There are many positive aspects to polyethylene tanks. One of those many aspects is that they are extremely durable. You could practically ram your car into a polyethylene tank, and there would be minimal damage to the structure. Also, they are safe to handle with no sharp edges, no exposed metal staples, and no pesky slivers of wood to get under your skin. It is also a fully recyclable substance, so you are reducing your carbon footprint on the planet.

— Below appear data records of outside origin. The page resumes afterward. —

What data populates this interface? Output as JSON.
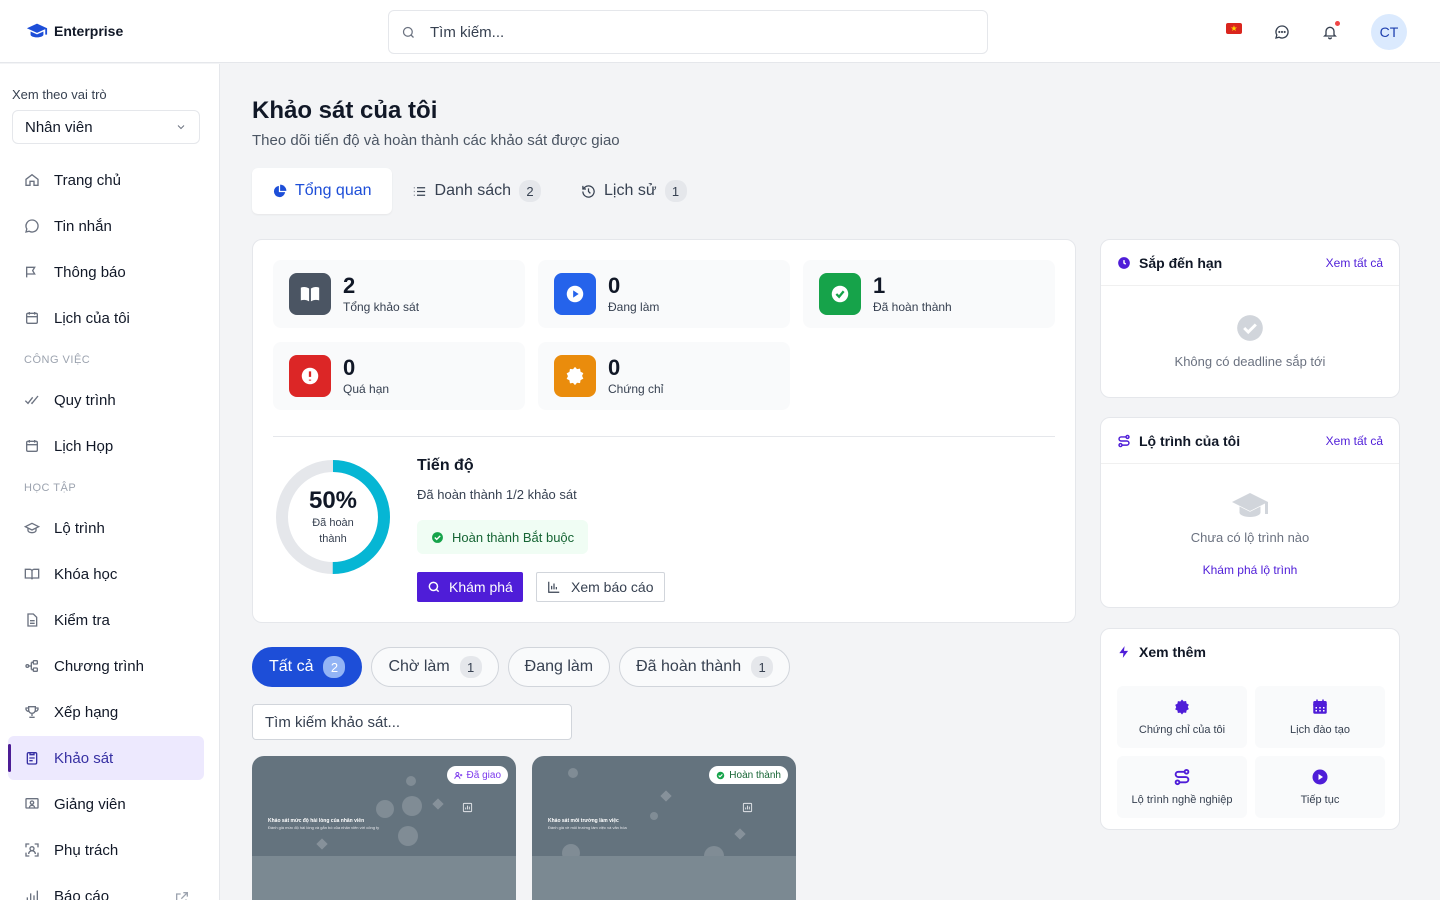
{
  "brand": {
    "name": "Enterprise"
  },
  "search": {
    "placeholder": "Tìm kiếm..."
  },
  "user": {
    "initials": "CT"
  },
  "colors": {
    "primary": "#4f1dd8",
    "active_blue": "#1d4ed8",
    "success": "#16a34a",
    "danger": "#dc2626",
    "warning": "#ea8c0c",
    "info": "#2563eb",
    "progress_ring": "#06b6d4"
  },
  "sidebar": {
    "role_label": "Xem theo vai trò",
    "role_value": "Nhân viên",
    "items": [
      {
        "label": "Trang chủ",
        "icon": "home-icon"
      },
      {
        "label": "Tin nhắn",
        "icon": "chat-icon"
      },
      {
        "label": "Thông báo",
        "icon": "megaphone-icon"
      },
      {
        "label": "Lịch của tôi",
        "icon": "calendar-icon"
      }
    ],
    "section_work": "CÔNG VIỆC",
    "work_items": [
      {
        "label": "Quy trình",
        "icon": "check-double-icon"
      },
      {
        "label": "Lịch Họp",
        "icon": "calendar-icon"
      }
    ],
    "section_learning": "HỌC TẬP",
    "learning_items": [
      {
        "label": "Lộ trình",
        "icon": "graduation-cap-icon"
      },
      {
        "label": "Khóa học",
        "icon": "book-icon"
      },
      {
        "label": "Kiểm tra",
        "icon": "document-icon"
      },
      {
        "label": "Chương trình",
        "icon": "hierarchy-icon"
      },
      {
        "label": "Xếp hạng",
        "icon": "trophy-icon"
      },
      {
        "label": "Khảo sát",
        "icon": "clipboard-icon",
        "active": true
      },
      {
        "label": "Giảng viên",
        "icon": "presenter-icon"
      },
      {
        "label": "Phụ trách",
        "icon": "person-scan-icon"
      },
      {
        "label": "Báo cáo",
        "icon": "bar-chart-icon"
      }
    ]
  },
  "page": {
    "title": "Khảo sát của tôi",
    "subtitle": "Theo dõi tiến độ và hoàn thành các khảo sát được giao"
  },
  "tabs": [
    {
      "label": "Tổng quan",
      "icon": "pie-chart-icon",
      "active": true
    },
    {
      "label": "Danh sách",
      "icon": "list-icon",
      "count": "2"
    },
    {
      "label": "Lịch sử",
      "icon": "history-icon",
      "count": "1"
    }
  ],
  "stats": [
    {
      "value": "2",
      "label": "Tổng khảo sát",
      "icon": "book-open-icon",
      "color": "#4b5563"
    },
    {
      "value": "0",
      "label": "Đang làm",
      "icon": "play-icon",
      "color": "#2563eb"
    },
    {
      "value": "1",
      "label": "Đã hoàn thành",
      "icon": "check-icon",
      "color": "#16a34a"
    },
    {
      "value": "0",
      "label": "Quá hạn",
      "icon": "alert-icon",
      "color": "#dc2626"
    },
    {
      "value": "0",
      "label": "Chứng chỉ",
      "icon": "certificate-icon",
      "color": "#ea8c0c"
    }
  ],
  "progress": {
    "percent_value": 50,
    "percent_text": "50%",
    "ring_label": "Đã hoàn thành",
    "title": "Tiến độ",
    "description": "Đã hoàn thành 1/2 khảo sát",
    "required_badge": "Hoàn thành Bắt buộc",
    "explore_button": "Khám phá",
    "report_button": "Xem báo cáo"
  },
  "filters": [
    {
      "label": "Tất cả",
      "count": "2",
      "active": true
    },
    {
      "label": "Chờ làm",
      "count": "1"
    },
    {
      "label": "Đang làm",
      "count": ""
    },
    {
      "label": "Đã hoàn thành",
      "count": "1"
    }
  ],
  "survey_search": {
    "placeholder": "Tìm kiếm khảo sát..."
  },
  "survey_cards": [
    {
      "badge": "Đã giao",
      "badge_icon": "user-plus-icon",
      "title": "Khảo sát mức độ hài lòng của nhân viên",
      "desc": "Đánh giá mức độ hài lòng và gắn bó của nhân viên với công ty"
    },
    {
      "badge": "Hoàn thành",
      "badge_icon": "check-circle-icon",
      "title": "Khảo sát môi trường làm việc",
      "desc": "Đánh giá về môi trường làm việc và văn hóa"
    }
  ],
  "upcoming": {
    "title": "Sắp đến hạn",
    "link": "Xem tất cả",
    "empty_text": "Không có deadline sắp tới"
  },
  "paths": {
    "title": "Lộ trình của tôi",
    "link": "Xem tất cả",
    "empty_text": "Chưa có lộ trình nào",
    "cta": "Khám phá lộ trình"
  },
  "more": {
    "title": "Xem thêm",
    "items": [
      {
        "label": "Chứng chỉ của tôi",
        "icon": "certificate-icon"
      },
      {
        "label": "Lịch đào tạo",
        "icon": "calendar-grid-icon"
      },
      {
        "label": "Lộ trình nghề nghiệp",
        "icon": "route-icon"
      },
      {
        "label": "Tiếp tục",
        "icon": "play-circle-icon"
      }
    ]
  }
}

When it comes to weather and the elements polyethylene holds strong. It is rot resistant, ultraviolet ray resistant, and pest resistant. There is no chemical reaction to worry about either, so you can store almost anything in tanks made from this material. You can use it to store your drinking water for months or even years without any contamination.

Stainless Steel Tanks

Stainless steel tanks are a different monster when it comes to storing drinking water. The elements definitely come into play when considering using this type of material for water storage. If you don’t heat it up or ingest any shavings of the material you’re in the clear. It seems a bit dumb, but indoor storage wouldn’t be too bad of idea. As long as no damage is done to the tank, it should last for an indefinite amount of time, but is quite a bit more expensive and heavy than its rival poly tank.

Concrete Tanks

Concrete tanks are good for clean and sanitary water storage. Concrete is good because of how it provides a stable internal temperature. This will result in less warm spots in your water and lower the risk of algae production. The water is also said to taste better when stored in this type of tank. It is thought that the minerals leaching from the concrete may be the source of the enriched flavor of the water.

When it comes to the environment, concrete probably isn’t the best choice. The source of the sand that is used in making the material sometimes falls into an environmentally sensitive area, and is not the best for the land. On the other hand, a well-built tank should last indefinitely.